Review copied from bepopspokenhere.blogspot.com
Morden Tower, secreted into the medieval West Walls of the old city of Newcastle upon Tyne, is a hidden gem. The intimate tower is approached via a cobbled back lane off China Town. On a dark winter's night one could well stumble upon a witches' coven but this was a mid-summer's evening and it was the spirit of poets past walking the walls as the cool cats listened, intently, then momentarily distracted, then focussing once more on the words and music of Frank Reeve and friends. Reeve, a tall, seemingly intense, yet genial American sat in front of the cats and read. 'The Blue Cat Walks the Earth' is Reeve's third volume of poems about a cat and things...the politics of being a cat, a knowing cat. Rhythm and meter, jazz rhythm and meter were to the fore. Our cat, at times, wasn't word perfect; it didn't matter, he was a jazz cat. 'The Apology' and 'May Day in Moscow' were but two of many 'jazz' poems - Brighton based John Lake and Phil Paton, multi-instrumentalists both, played cool cat blues - to be heard this night on West Walls. A diversion, a hoedown - 'The Blue Cat Calls a Country Dance' - was a delight; Reeve, Lake and Paton got it just right. An evening of jazz 'n' blues, of New Orleans, Steinbeck, the Dust Bowl, of the stevedore on New York's docks, of solidarity.

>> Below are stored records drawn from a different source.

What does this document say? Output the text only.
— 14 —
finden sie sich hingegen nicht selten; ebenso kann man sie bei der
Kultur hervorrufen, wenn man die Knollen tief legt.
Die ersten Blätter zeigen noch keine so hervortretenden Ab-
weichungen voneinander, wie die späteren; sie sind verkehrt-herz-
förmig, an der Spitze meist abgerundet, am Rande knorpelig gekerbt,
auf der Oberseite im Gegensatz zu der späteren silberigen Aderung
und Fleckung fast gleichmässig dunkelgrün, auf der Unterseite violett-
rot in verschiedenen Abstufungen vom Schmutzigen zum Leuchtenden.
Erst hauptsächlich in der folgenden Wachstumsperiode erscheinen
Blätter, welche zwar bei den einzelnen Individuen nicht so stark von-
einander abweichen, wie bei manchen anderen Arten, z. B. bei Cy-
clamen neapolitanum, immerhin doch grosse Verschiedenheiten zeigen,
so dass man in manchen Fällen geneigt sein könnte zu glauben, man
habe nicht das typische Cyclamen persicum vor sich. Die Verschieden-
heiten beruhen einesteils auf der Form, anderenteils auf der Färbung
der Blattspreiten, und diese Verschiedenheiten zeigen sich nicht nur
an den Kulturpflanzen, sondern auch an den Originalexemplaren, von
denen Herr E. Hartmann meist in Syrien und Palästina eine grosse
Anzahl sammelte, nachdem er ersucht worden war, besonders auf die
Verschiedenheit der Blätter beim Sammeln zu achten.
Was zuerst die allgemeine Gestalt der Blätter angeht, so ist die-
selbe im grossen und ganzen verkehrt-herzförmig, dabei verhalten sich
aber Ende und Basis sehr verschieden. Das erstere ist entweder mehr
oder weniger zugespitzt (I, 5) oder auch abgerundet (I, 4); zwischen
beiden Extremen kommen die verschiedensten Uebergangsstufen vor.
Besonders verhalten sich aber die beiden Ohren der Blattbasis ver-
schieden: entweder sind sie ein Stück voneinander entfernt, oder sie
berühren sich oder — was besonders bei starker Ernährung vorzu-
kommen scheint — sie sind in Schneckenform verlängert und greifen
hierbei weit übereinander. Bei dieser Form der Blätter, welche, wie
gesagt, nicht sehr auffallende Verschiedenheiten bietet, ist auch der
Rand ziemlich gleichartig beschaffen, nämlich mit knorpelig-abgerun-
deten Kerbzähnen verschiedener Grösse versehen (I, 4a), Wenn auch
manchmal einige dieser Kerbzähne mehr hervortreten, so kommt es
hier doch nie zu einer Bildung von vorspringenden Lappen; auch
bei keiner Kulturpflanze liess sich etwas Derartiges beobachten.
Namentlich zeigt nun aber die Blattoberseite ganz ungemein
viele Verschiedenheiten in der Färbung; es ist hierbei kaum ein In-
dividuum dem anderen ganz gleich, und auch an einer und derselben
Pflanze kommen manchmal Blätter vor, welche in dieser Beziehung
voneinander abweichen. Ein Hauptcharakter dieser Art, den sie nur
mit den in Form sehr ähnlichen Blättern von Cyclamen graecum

'The Blue Cat Walks the Earth' by FD Reeve is published by Smokestack Books www.smokestack-books.co.uk ISBN: 978-0-9560431-0-6. £8.95. (inc.CD). The CD features American musicians Don Davis (sax) & Joe Deleault (piano). Frank Reeve's website: www.fdreeve.org . Morden Tower's website: www.mordentower.org .
John Lake and Phil Paton should take a well-deserved bow. They met up with Reeve the day before the Morden Tower performance. Their contribution was as if they were long-time associates of Reeve. Cool, cats.